Update

jainapurva · jainapurva · commit 328b7bf8ee84 · 2025-04-04T10:47:22.000-07:00
[ghstack-poisoned]
diff --git a/benchmarks/microbenchmarks/test/benchmark_config.yml b/benchmarks/microbenchmarks/test/benchmark_config.yml
@@ -50,31 +50,3 @@ model_params:
   #   device: "cpu"
   #   model_type: "linear"
   #   enable_profiler: true  # Enable profiling for this model
-
-  - name: "bf16_rms_norm_linear_activation"
-    matrix_shapes:
-      - name: "custom"
-        shapes: [
-          [2048, 4096, 1024],
-        ]
-    high_precision_dtype: "torch.bfloat16"
-    use_torch_compile: true
-    torch_compile_mode: "max-autotune"
-    device: "cuda"
-    model_type: "rms_norm_linear_activation"
-    enable_profiler: true
-    enable_memory_profile: true
-
-  - name: "bf16_transformer_block"
-    matrix_shapes:
-      - name: "custom"
-        shapes: [
-          [2048, 4096, 1024],  # For transformer_block, k is the hidden dimension
-        ]
-    high_precision_dtype: "torch.bfloat16"
-    use_torch_compile: true
-    torch_compile_mode: "max-autotune"
-    device: "cuda"
-    model_type: "transformer_block"
-    enable_profiler: true
-    enable_memory_profile: true
diff --git a/benchmarks/microbenchmarks/test/test_utils.py b/benchmarks/microbenchmarks/test/test_utils.py
@@ -17,11 +17,8 @@
     Float8DynamicActivationFloat8SemiSparseWeightConfig,
     Int4WeightOnlyConfig,
     LNLinearSigmoid,
-    RMSNorm,
-    RMSNormLinearActivation,
     SemiSparseWeightConfig,
     ToyLinearModel,
-    TransformerBlock,
     clean_caches,
     create_model_and_input,
     generate_results_csv,
@@ -165,61 +162,6 @@ def test_ln_linear_sigmoid(self):
             torch.all((out >= 0) & (out <= 1))

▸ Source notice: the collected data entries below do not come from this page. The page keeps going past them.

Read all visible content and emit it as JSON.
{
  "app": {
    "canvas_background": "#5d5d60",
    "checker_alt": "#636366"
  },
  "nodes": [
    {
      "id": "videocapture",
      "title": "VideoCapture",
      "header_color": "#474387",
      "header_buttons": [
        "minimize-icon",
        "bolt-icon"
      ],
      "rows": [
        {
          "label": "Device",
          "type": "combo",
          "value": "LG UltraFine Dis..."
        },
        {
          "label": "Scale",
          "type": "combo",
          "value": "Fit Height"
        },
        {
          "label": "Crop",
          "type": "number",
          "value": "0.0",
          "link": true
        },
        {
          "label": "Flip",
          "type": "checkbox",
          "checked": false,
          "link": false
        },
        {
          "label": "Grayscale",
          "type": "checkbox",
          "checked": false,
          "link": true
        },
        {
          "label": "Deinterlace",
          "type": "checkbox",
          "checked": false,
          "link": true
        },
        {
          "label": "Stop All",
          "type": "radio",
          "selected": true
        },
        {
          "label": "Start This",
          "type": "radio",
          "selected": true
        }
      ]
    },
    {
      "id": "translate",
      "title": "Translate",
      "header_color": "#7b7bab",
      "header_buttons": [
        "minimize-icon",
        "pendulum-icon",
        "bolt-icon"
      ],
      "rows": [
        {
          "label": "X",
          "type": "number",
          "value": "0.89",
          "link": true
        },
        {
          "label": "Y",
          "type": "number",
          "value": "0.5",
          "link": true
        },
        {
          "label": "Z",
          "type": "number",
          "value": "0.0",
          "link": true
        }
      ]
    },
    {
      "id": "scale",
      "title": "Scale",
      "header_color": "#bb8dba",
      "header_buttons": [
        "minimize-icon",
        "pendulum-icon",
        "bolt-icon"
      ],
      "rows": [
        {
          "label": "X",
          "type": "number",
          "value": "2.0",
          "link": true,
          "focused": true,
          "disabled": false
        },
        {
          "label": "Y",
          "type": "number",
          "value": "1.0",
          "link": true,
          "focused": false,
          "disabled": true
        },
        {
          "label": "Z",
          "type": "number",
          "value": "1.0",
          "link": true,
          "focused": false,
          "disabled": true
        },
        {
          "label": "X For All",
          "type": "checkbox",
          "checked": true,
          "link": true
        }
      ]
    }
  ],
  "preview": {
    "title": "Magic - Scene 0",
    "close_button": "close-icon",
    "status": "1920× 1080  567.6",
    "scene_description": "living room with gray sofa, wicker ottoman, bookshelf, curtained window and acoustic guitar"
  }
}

         )  # Check sigmoid output range
 
-    def test_rms_norm(self):
-        # Test RMSNorm
-        rms_norm = RMSNorm(dim=64)
-        x = torch.randn(16, 64)
-        out = rms_norm(x)
-        self.assertEqual(out.shape, (16, 64))
-        
-        # Test with different eps
-        rms_norm = RMSNorm(dim=64, eps=1e-5)
-        out = rms_norm(x)
-        self.assertEqual(out.shape, (16, 64))
-
-    def test_rms_norm_linear_activation(self):
-        # Test with default GELU activation
-        model = RMSNormLinearActivation(fc_dim1=64, fc_dim2=32, dtype=torch.float32)
-        x = torch.randn(16, 64)
-        out = model(x)
-        self.assertEqual(out.shape, (16, 32))
-        self.assertEqual(out.dtype, torch.float32)
-        
-        # Test with ReLU activation
-        model = RMSNormLinearActivation(fc_dim1=64, fc_dim2=32, dtype=torch.float32, activation="relu")
-        out = model(x)
-        self.assertEqual(out.shape, (16, 32))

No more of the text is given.